Atitudes e sentimentos para o cuidar são ambivalentes. Embora o cuidar seja uma causa maior, pressupõe um baixo status como trabalho (pago ou não). Atitudes sociais discriminatórias direcionadas aos cuidadores podem ser influenciadas por aquelas associadas aos deficientes físicos que sofrem o estigma de não-inclusão na sociedade. Talvez, por associação, os cuidadores dividam esse mesmo estigma. Segundo Mendes (1995), ao cuidar de um ente próximo que se torna dependente, há uma turbulência de sentimentos: amor, pena, alívio, culpa e, até mesmo, revolta pela dependência do outro. Como nos casos de dependências crônicas não há volta à relação anterior, os sentimentos passam a ser redefinidos, bem como os projetos de vida. É o caso de esposas e filhas, sempre subalternizadas na hierarquia familiar.

SUPORTE AO CUIDADOR
Ao invés de enfocar a incapacidade ou a doença crônica como um problema individual, torna-se necessário focalizar uma sociedade deficiente que permite a exclusão de seus membros “diferentes” do curso normal das atividades. A ausência total de facilidades para cuidadores e pessoas incapacitadas é que faz essa dependência parecer uma “tragédia” para ambos. A ausência de suporte em todos os níveis para o cuidador e de facilidades para o paciente como: rampas, telefones baixos, banheiros adaptados, estacionamento privativo, transporte, informação disponível e atividadesacessíveis vão provocando um isolamento de ambos na sociedade e dificultando o progresso do tratamento.

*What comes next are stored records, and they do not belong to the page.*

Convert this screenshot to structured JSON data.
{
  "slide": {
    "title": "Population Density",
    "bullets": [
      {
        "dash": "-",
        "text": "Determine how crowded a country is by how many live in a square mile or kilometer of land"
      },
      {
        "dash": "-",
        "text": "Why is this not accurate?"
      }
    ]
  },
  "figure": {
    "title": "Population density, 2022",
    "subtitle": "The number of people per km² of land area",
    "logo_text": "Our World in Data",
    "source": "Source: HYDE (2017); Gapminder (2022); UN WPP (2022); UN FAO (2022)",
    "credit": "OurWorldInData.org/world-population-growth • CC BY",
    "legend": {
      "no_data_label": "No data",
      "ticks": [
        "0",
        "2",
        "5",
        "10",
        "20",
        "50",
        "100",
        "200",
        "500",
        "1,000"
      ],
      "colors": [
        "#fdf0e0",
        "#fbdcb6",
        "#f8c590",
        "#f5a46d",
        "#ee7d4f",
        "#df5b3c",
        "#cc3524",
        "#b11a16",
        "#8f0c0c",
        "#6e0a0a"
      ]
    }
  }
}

Um cuidador orientado e com supervisão adequada deve preservar a sua saúde física e mental e, simultaneamente, incentivar o paciente a obter: independência funcional nas atividades diárias; autonomia mental para decidir e fazer planos; aderência ao tratamento e aos autocuidados, promovendo sua saúde e sua participação social, o que significa, sem dúvida, uma redução nos níveis de isolamento e melhora na qualidade de vida. Eis, então, o momento em que entra o trabalho de orientação e treinamento para cuidadores promovido por uma equipe multidisciplinar. Como afirma Daichman (1996:92), não existe nenhuma profissão relacionada à saúde e aos cuidados do idoso que possa cobrir todo o espectro das necessidades e oferecer todas as respostas. A família, em algumas enfermidades, necessita de informações detalhadas e suporte psicológico para compreender a evolução da doença e ajudar o cuidador principal, como nos mostram Goldfarb e Lopes (1996:36): O isolamento e a sobrecarga levam o cuidador a situações de stress, provocando diferentes transtornos de saúde e, como conseqüência, uma diminuição das qualidades dos cuidados oferecidos ao paciente.